Jovens cristãos europeus.  O curso ecumênico BE1 está em andamento na Dinamarca

Jovens cristãos europeus. O curso ecumênico BE1 está em andamento na Dinamarca

Roma (NEV), 14 de janeiro de 2020 – O curso ecumênico BE1 (“Be One”) acontecerá em Copenhagen, Dinamarca, de 16 a 19 de janeiro de 2020.

O curso, promovido em colaboração entre a Conferência das Igrejas Européias (KEK), a Fraternidade Européia da Juventude Cristã, o Comitê para Crianças e Jovens do Conselho Ecumênico da Finlândia e o Conselho Juvenil Dinamarquês, oferece aos jovens cristãos europeus a oportunidade de conhecer o ecumenismo a partir de diferentes perspectivas.

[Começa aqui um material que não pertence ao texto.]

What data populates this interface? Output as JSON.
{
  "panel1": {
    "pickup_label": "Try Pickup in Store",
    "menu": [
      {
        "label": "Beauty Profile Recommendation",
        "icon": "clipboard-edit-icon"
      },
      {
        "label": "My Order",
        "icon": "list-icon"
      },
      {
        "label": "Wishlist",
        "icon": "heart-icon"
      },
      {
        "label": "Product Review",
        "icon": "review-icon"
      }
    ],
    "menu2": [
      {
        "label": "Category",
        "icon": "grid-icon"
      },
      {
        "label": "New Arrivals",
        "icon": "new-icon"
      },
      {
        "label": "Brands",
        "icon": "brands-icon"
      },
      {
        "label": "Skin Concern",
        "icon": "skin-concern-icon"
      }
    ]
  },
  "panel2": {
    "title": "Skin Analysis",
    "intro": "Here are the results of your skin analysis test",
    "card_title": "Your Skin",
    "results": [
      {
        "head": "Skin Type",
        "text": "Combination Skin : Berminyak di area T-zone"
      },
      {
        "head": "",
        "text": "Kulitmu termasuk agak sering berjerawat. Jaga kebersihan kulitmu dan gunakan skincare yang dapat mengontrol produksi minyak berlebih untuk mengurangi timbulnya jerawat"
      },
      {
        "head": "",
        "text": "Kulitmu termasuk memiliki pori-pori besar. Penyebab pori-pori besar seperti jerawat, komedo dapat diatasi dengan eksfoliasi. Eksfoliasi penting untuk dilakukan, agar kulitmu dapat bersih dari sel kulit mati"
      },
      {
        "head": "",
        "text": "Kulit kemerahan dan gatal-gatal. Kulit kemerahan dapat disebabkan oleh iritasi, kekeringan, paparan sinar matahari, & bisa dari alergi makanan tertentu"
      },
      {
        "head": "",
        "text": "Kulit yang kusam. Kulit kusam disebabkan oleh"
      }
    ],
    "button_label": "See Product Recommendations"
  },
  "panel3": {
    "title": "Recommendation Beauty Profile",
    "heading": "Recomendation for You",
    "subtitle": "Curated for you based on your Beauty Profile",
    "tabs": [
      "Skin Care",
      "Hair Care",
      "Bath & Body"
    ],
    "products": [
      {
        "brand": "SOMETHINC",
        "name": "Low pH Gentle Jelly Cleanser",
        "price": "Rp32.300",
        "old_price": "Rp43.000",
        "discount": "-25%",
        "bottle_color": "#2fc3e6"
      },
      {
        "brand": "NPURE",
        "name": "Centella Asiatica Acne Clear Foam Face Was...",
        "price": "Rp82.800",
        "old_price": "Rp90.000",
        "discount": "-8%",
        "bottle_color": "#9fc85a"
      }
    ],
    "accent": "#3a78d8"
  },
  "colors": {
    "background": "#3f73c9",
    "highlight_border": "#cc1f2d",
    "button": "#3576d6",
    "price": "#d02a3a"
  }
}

Jovens entre 18 e 30 anos de diferentes países e origens culturais se reunirão para quatro dias de intercâmbio e conhecimento. Haverá jogos, momentos de oração, reflexões sobre o ecumenismo e as atividades do CEC, um encontro sobre a Green Church em Rysensteen, participação nos Danish Church Days, momentos de lazer e visitas à cidade e uma noite ecumênica em Lyngby com representantes das igrejas Evangélica Luterana, Apostólica, Adventista do Sétimo Dia, Batista e Católica na Dinamarca.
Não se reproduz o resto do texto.